Participants were asked to evaluate the academic potential of comics and humor as modes of knowledge communication. Materials included a one-page comic on academic burnout, a diagram depicting peer review as an infinite tunnel guarded by tired PhD students, and a single-panel joke reading: “Impact Factor increases as sleep decreases.”


Results show a remarkably consistent pattern. Around 93% of respondents agreed that comics are “interesting in principle,” while 89% simultaneously stated that they “should not be used in serious academic contexts unless accompanied by at least 12,000 words of theoretical justification explaining why they exist.” One respondent added that comics may be acceptable only if they are first translated into “proper academic language,” defined as prose that requires re-reading one paragraph at least four times to confirm it still means what it initially appeared to mean.
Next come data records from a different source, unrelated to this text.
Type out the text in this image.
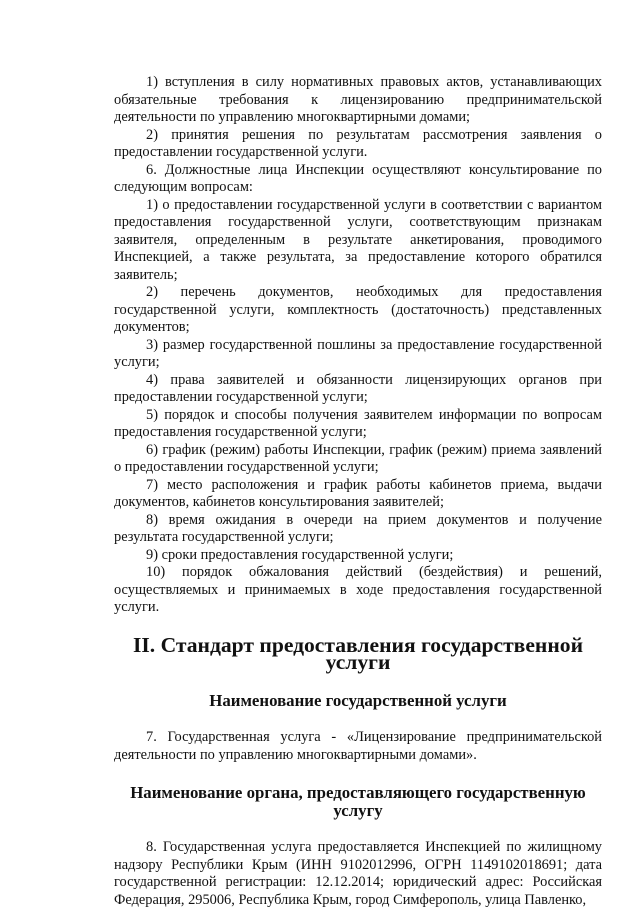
1) вступления в силу нормативных правовых актов, устанавливающих обязательные требования к лицензированию предпринимательской деятельности по управлению многоквартирными домами;

2) принятия решения по результатам рассмотрения заявления о предоставлении государственной услуги.

6. Должностные лица Инспекции осуществляют консультирование по следующим вопросам:

1) о предоставлении государственной услуги в соответствии с вариантом предоставления государственной услуги, соответствующим признакам заявителя, определенным в результате анкетирования, проводимого Инспекцией, а также результата, за предоставление которого обратился заявитель;

2) перечень документов, необходимых для предоставления государственной услуги, комплектность (достаточность) представленных документов;

3) размер государственной пошлины за предоставление государственной услуги;

4) права заявителей и обязанности лицензирующих органов при предоставлении государственной услуги;

5) порядок и способы получения заявителем информации по вопросам предоставления государственной услуги;

6) график (режим) работы Инспекции, график (режим) приема заявлений о предоставлении государственной услуги;

7) место расположения и график работы кабинетов приема, выдачи документов, кабинетов консультирования заявителей;

8) время ожидания в очереди на прием документов и получение результата государственной услуги;

9) сроки предоставления государственной услуги;

10) порядок обжалования действий (бездействия) и решений, осуществляемых и принимаемых в ходе предоставления государственной услуги.

II. Стандарт предоставления государственной услуги
Наименование государственной услуги

7. Государственная услуга - «Лицензирование предпринимательской деятельности по управлению многоквартирными домами».

Наименование органа, предоставляющего государственную услугу

8. Государственная услуга предоставляется Инспекцией по жилищному надзору Республики Крым (ИНН 9102012996, ОГРН 1149102018691; дата государственной регистрации: 12.12.2014; юридический адрес: Российская Федерация, 295006, Республика Крым, город Симферополь, улица Павленко,
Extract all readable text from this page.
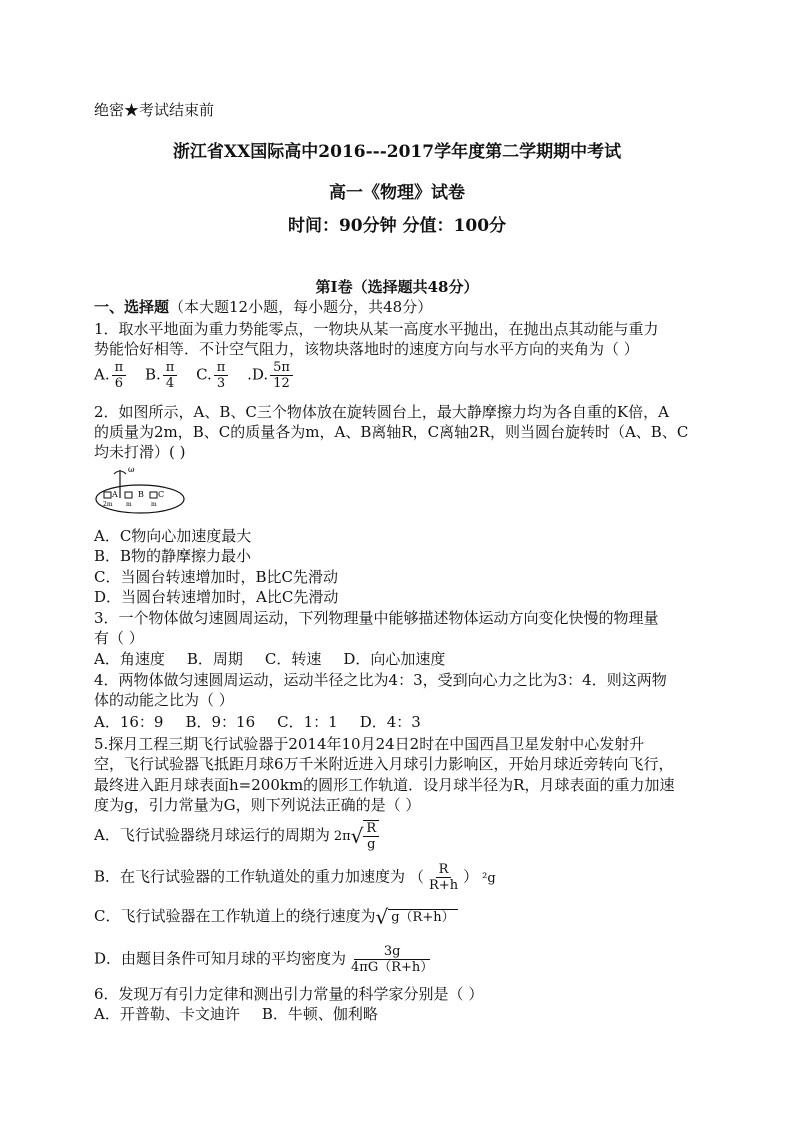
绝密★考试结束前
浙江省XX国际高中2016---2017学年度第二学期期中考试
高一《物理》试卷
时间：90分钟 分值：100分
第Ⅰ卷（选择题共48分）
一、选择题（本大题12小题，每小题分，共48分）
1．取水平地面为重力势能零点，一物块从某一高度水平抛出，在抛出点其动能与重力
势能恰好相等．不计空气阻力，该物块落地时的速度方向与水平方向的夹角为（ ）
A. $\frac{\pi}{6} B$. $\frac{\pi}{4} C$. $\frac{\pi}{3} .D$. $\frac{5\pi}{12}$
2．如图所示，A、B、C三个物体放在旋转圆台上，最大静摩擦力均为各自重的K倍，A
的质量为2m，B、C的质量各为m，A、B离轴R，C离轴2R，则当圆台旋转时（A、B、C
均未打滑）( )
ω
A
2m
B
m
C
m
A．C物向心加速度最大
B．B物的静摩擦力最小
C．当圆台转速增加时，B比C先滑动
D．当圆台转速增加时，A比C先滑动
3．一个物体做匀速圆周运动，下列物理量中能够描述物体运动方向变化快慢的物理量
有（ ）
A．角速度 B．周期 C．转速 D．向心加速度
4．两物体做匀速圆周运动，运动半径之比为4：3，受到向心力之比为3：4．则这两物
体的动能之比为（ ）
A．16：9 B．9：16 C．1：1 D．4：3
5.探月工程三期飞行试验器于2014年10月24日2时在中国西昌卫星发射中心发射升
空，飞行试验器飞抵距月球6万千米附近进入月球引力影响区，开始月球近旁转向飞行，
最终进入距月球表面h=200km的圆形工作轨道．设月球半径为R，月球表面的重力加速
度为g，引力常量为G，则下列说法正确的是（ ）
A．飞行试验器绕月球运行的周期为 $2\pi√ \frac{R}{g}$
B．在飞行试验器的工作轨道处的重力加速度为 （ $\frac{R}{R+h}$ ） ²g
C．飞行试验器在工作轨道上的绕行速度为√ g（R+h）
D．由题目条件可知月球的平均密度为 $\frac{3g}{4\pi G(R+h)}$
6．发现万有引力定律和测出引力常量的科学家分别是（ ）
A．开普勒、卡文迪许 B．牛顿、伽利略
When asked about humor, 78% of respondents admitted that they had, at some point, laughed at something resembling academic life. However, 100% of these respondents immediately qualified this laughter as “non-relevant to scholarly judgment and possibly caused by conference wine exposure or proximity to early-career researchers.”

A particularly striking finding concerns epistemic discomfort. 85% of participants reported that comics are “too immediately understandable,” which was widely interpreted as a methodological concern. As one respondent explained: “If something can be understood in under ten seconds, it risks bypassing the necessary institutional digestion process through which knowledge becomes credible.”


In conclusion, the data suggests that resistance to comics and humor in academia is not based on a lack of clarity or relevance, but rather on an institutional preference for ideas that arrive slowly, heavily mediated, and slightly exhausted from the effort of becoming readable. Comics, in this sense, appear less like a threat to knowledge and more like an unacceptable shortcut to understanding.